Re: [DNS] ABC: Australia supports global cyber-squatting regulations

From: <adrian§creative.net.au>
Date: Tue, 1 Feb 2000 09:33:35 +0800
On Tue, Feb 01, 2000, Deus Ex Machina wrote:
> >= Geoff Huston (gih&#167;telstra.net):
> 
> get over it geoff. maybe in your mind the flaura and fauna disection
> is brilliant but to the rest of the public its a total flop.
> 
> the numbers speak for themselves.
> 
> if the public want to use dns as a directory tool
> then thats what dns will be.
> 
> perhaps telstra doesnt give a shit about what the public want
> but some of us dont have that luxury.

I'm not a vocal person in this forum, but I guess its a good a time
as any to give my 2c.

If the public want to use DNS as a directory tool, fine. Thats why domain
names are sought-after commodities today, whether we like it or not.

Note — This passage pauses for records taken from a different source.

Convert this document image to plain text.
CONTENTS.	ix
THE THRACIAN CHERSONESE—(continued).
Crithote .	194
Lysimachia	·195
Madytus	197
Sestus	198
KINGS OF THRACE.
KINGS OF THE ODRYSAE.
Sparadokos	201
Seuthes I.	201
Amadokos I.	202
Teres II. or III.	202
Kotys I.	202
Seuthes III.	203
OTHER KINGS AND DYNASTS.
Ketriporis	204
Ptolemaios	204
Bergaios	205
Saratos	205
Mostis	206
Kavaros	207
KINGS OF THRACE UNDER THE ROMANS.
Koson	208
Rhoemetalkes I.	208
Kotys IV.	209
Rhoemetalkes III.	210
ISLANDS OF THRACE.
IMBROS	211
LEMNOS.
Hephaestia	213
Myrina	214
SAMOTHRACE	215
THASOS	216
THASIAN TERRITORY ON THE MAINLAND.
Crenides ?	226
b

But the whole point of having the id.au naming scheme is that it forces
people to not "chase" after names. If you introduce a "sane" structure,
you're not trying to improve what already exists. I mean, why bother? You
have the "generic" namespace. Are you going to make id.au only avaliable to
Australians? Enforce non-corporate entities "owning" them? How are you
going to handle "competition" ? Is a pre-requisite that the person own
that name? ..

Oh Wait. Its just become like .net/.com/.org . Great, you've achieved
nothing.

Now, au.net could be useful in many places. But if TI released it, what will
happen to it? Exactly the same thing as what has happened already. Think
up an original, nifty way of fairly allocating the namespace to people, and
sure, I'm all for it. But releasing domain names for commercial or
non-commercial pollution is just asking for the same trouble that's been
plaguing this whole thing from the beginning (note: before my time..).